Ambisi Di Balik Jubah Diplomatik
Dalam sebuah pengakuan mengejutkan pada konferensi pers Jerusalem Post, Kaploun secara terang-terangan mempertanyakan apa yang dipelajari jutaan siswa di Indonesia. Baginya, buku pelajaran sejarah di sekolah-sekolah kita adalah penghalang bagi narasi strategis Israel.
Kaploun tidak sedang bermain kata-kata. Ia berencana menggunakan kekuatan Departemen Luar Negeri AS untuk memastikan standar pendidikan global “selaras” dengan kepentingan Israel.

Pertanyaannya: Sejak kapan ruang kelas di Jakarta, Surabaya, hingga pelosok pesantren di Indonesia harus tunduk pada kurikulum yang didikte oleh birokrat di Washington?
Gerakan Chabad Hasid dan Proyek “Pro-Semitisme”
Siapa sebenarnya Kaploun? Penelusuran jejaknya menunjukkan ia bukan sekadar diplomat, melainkan pengikut gerakan Chabad Hasid yang memiliki kedekatan emosional dan politik yang sangat kuat dengan lingkaran inti Trump.

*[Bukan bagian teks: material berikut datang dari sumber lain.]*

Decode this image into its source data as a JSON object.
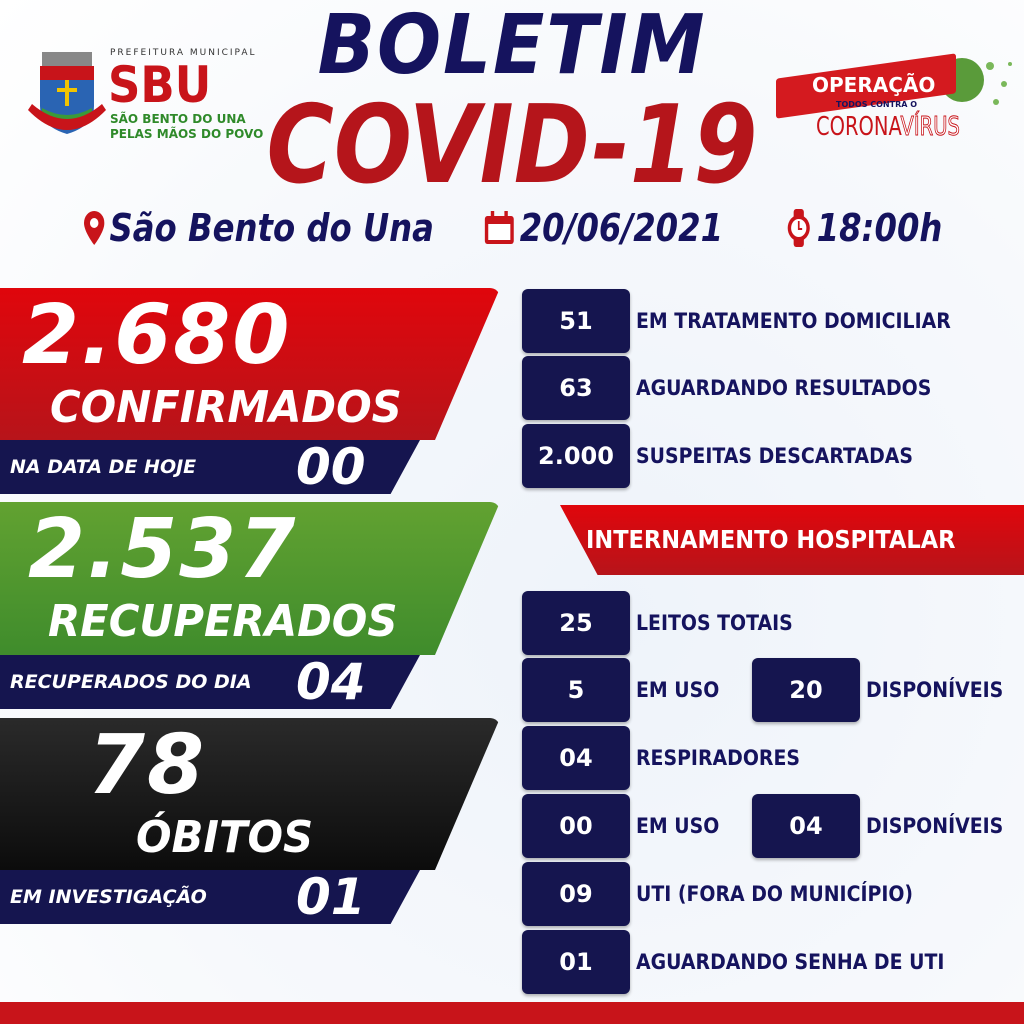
{
  "header": {
    "logo_top": "PREFEITURA MUNICIPAL",
    "logo_main": "SBU",
    "logo_line1": "SÃO BENTO DO UNA",
    "logo_line2": "PELAS MÃOS DO POVO",
    "title_line1": "BOLETIM",
    "title_line2": "COVID-19",
    "badge_top": "OPERAÇÃO",
    "badge_mid": "TODOS CONTRA O",
    "badge_bottom_a": "CORONA",
    "badge_bottom_b": "VÍRUS"
  },
  "info": {
    "location": "São Bento do Una",
    "date": "20/06/2021",
    "time": "18:00h",
    "icons": [
      "map-pin-icon",
      "calendar-icon",
      "clock-icon"
    ]
  },
  "left": [
    {
      "value": "2.680",
      "label": "CONFIRMADOS",
      "sub_label": "NA DATA DE HOJE",
      "sub_value": "00",
      "color": "#d10d12"
    },
    {
      "value": "2.537",
      "label": "RECUPERADOS",
      "sub_label": "RECUPERADOS DO DIA",
      "sub_value": "04",
      "color": "#4f9a2e"
    },
    {
      "value": "78",
      "label": "ÓBITOS",
      "sub_label": "EM INVESTIGAÇÃO",
      "sub_value": "01",
      "color": "#151515"
    }
  ],
  "right_top": [
    {
      "value": "51",
      "label": "EM TRATAMENTO DOMICILIAR"
    },
    {
      "value": "63",
      "label": "AGUARDANDO RESULTADOS"
    },
    {
      "value": "2.000",
      "label": "SUSPEITAS DESCARTADAS"
    }
  ],
  "hospital": {
    "title": "INTERNAMENTO HOSPITALAR",
    "beds_total": {
      "value": "25",
      "label": "LEITOS TOTAIS"
    },
    "beds_use": {
      "value": "5",
      "label": "EM USO",
      "free_value": "20",
      "free_label": "DISPONÍVEIS"
    },
    "resp_total": {
      "value": "04",
      "label": "RESPIRADORES"
    },
    "resp_use": {
      "value": "00",
      "label": "EM USO",
      "free_value": "04",
      "free_label": "DISPONÍVEIS"
    },
    "uti": {
      "value": "09",
      "label": "UTI (FORA DO MUNICÍPIO)"
    },
    "waiting": {
      "value": "01",
      "label": "AGUARDANDO SENHA DE UTI"
    }
  },
  "colors": {
    "navy": "#15154f",
    "red": "#c8141a",
    "green": "#4f9a2e"
  }
}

Kaploun membawa paradigma baru yang lebih agresif: “Pro-Semitisme”. Bukan lagi sekadar bertahan dari kebencian, melainkan memaksa perubahan persepsi secara masif melalui:
- Audit Konten Pendidikan: Peninjauan buku teks sekolah yang berafiliasi atau didanai oleh bantuan internasional (PBB).
- Ancaman Pendanaan: Menggunakan bantuan luar negeri sebagai instrumen tekanan agar negara penerima bantuan tunduk pada revisi kurikulum yang diminta.

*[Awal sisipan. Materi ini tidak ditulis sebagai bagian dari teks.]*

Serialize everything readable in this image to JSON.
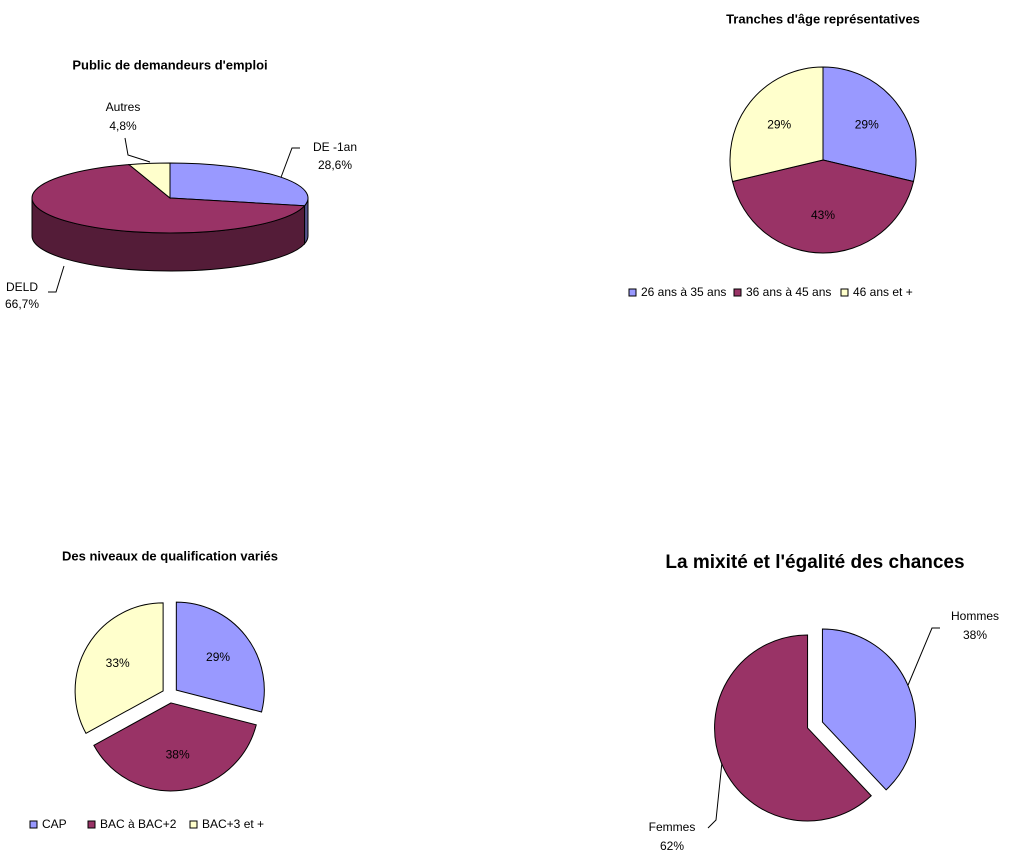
{
  "chart_data": [
    {
      "type": "pie",
      "title": "Public de demandeurs d'emploi",
      "three_d": true,
      "categories": [
        "DE -1an",
        "DELD",
        "Autres"
      ],
      "values": [
        28.6,
        66.7,
        4.8
      ],
      "value_labels": [
        "28,6%",
        "66,7%",
        "4,8%"
      ],
      "colors": [
        "#9999ff",
        "#993366",
        "#ffffcc"
      ]
    },
    {
      "type": "pie",
      "title": "Tranches d'âge représentatives",
      "legend": "bottom",
      "categories": [
        "26 ans à 35 ans",
        "36 ans à 45 ans",
        "46 ans et +"
      ],
      "values": [
        29,
        43,
        29
      ],
      "value_labels": [
        "29%",
        "43%",
        "29%"
      ],
      "colors": [
        "#9999ff",
        "#993366",
        "#ffffcc"
      ]
    },
    {
      "type": "pie",
      "title": "Des niveaux de qualification variés",
      "legend": "bottom",
      "explode": true,
      "categories": [
        "CAP",
        "BAC à BAC+2",
        "BAC+3 et +"
      ],
      "values": [
        29,
        38,
        33
      ],
      "value_labels": [
        "29%",
        "38%",
        "33%"
      ],
      "colors": [
        "#9999ff",
        "#993366",
        "#ffffcc"
      ]
    },
    {
      "type": "pie",
      "title": "La mixité et l'égalité des chances",
      "explode": true,
      "categories": [
        "Hommes",
        "Femmes"
      ],
      "values": [
        38,
        62
      ],
      "value_labels": [
        "38%",
        "62%"
      ],
      "colors": [
        "#9999ff",
        "#993366"
      ]
    }
  ]
}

- Revisi Narasi Gaza: Menggeser tanggung jawab krisis kemanusiaan di Palestina agar sesuai dengan sudut pandang yang diinginkan donor.
Ancaman terhadap Kedaulatan Intelektual
Langkah Kaploun ini merupakan bentuk imperialisme pendidikan. Memaksa perubahan buku pelajaran di negara berdaulat dengan ancaman akuntabilitas pendanaan adalah taktik intimidasi yang mencederai prinsip hubungan internasional.

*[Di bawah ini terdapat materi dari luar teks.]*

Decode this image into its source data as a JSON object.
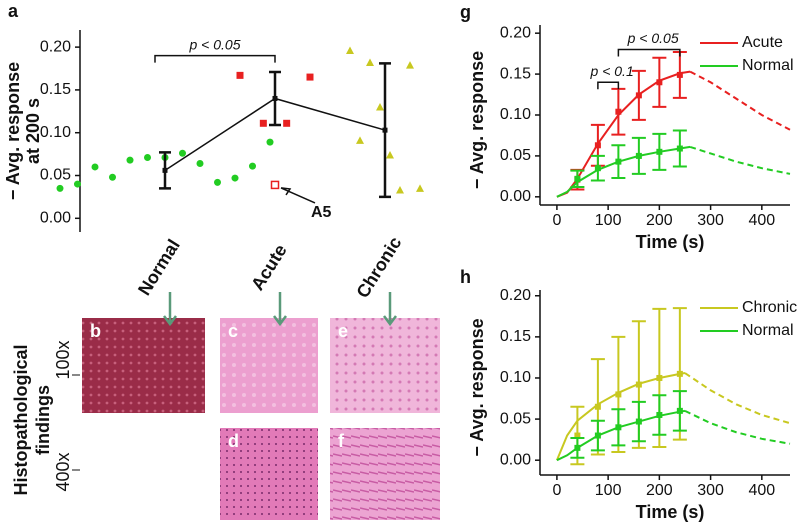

Sangat mengkhawatirkan melihat bagaimana isu antisemitisme yang seharusnya menjadi gerakan moral universal melawan rasisme, kini justru dipersenjatai (weaponized) untuk kepentingan politik partisan dan intervensi domestik negara lain.
Hasil pemungutan suara di Senat AS yang terbelah (53-43) membuktikan bahwa di Amerika sendiri, kapasitas dan netralitas Kaploun diragukan secara serius.
Alarm bagi Jakarta
Hingga detik ini, Pejambon (Kemenlu RI) dan Kemendikbudristek masih bungkam. Namun, diam bukan lagi pilihan yang bijak. Pernyataan Kaploun yang secara spesifik menyebut “Indonesia memiliki ratusan juta penduduk Muslim” adalah alarm keras bahwa kita sedang dipandang sebagai objek eksperimen perubahan narasi.
Indonesia tidak boleh membiarkan buku sejarahnya ditulis ulang oleh tangan-tangan asing yang memiliki agenda terselubung. Pendidikan adalah benteng terakhir kedaulatan bangsa.
Jika kurikulum kita bisa didikte lewat tekanan diplomatik, maka kemerdekaan berpikir generasi masa depan kita sedang dipertaruhkan.
Saatnya publik bertanya: Apakah pemerintah sudah siap membentengi sekolah-sekolah kita dari misi “pembersihan narasi” ini?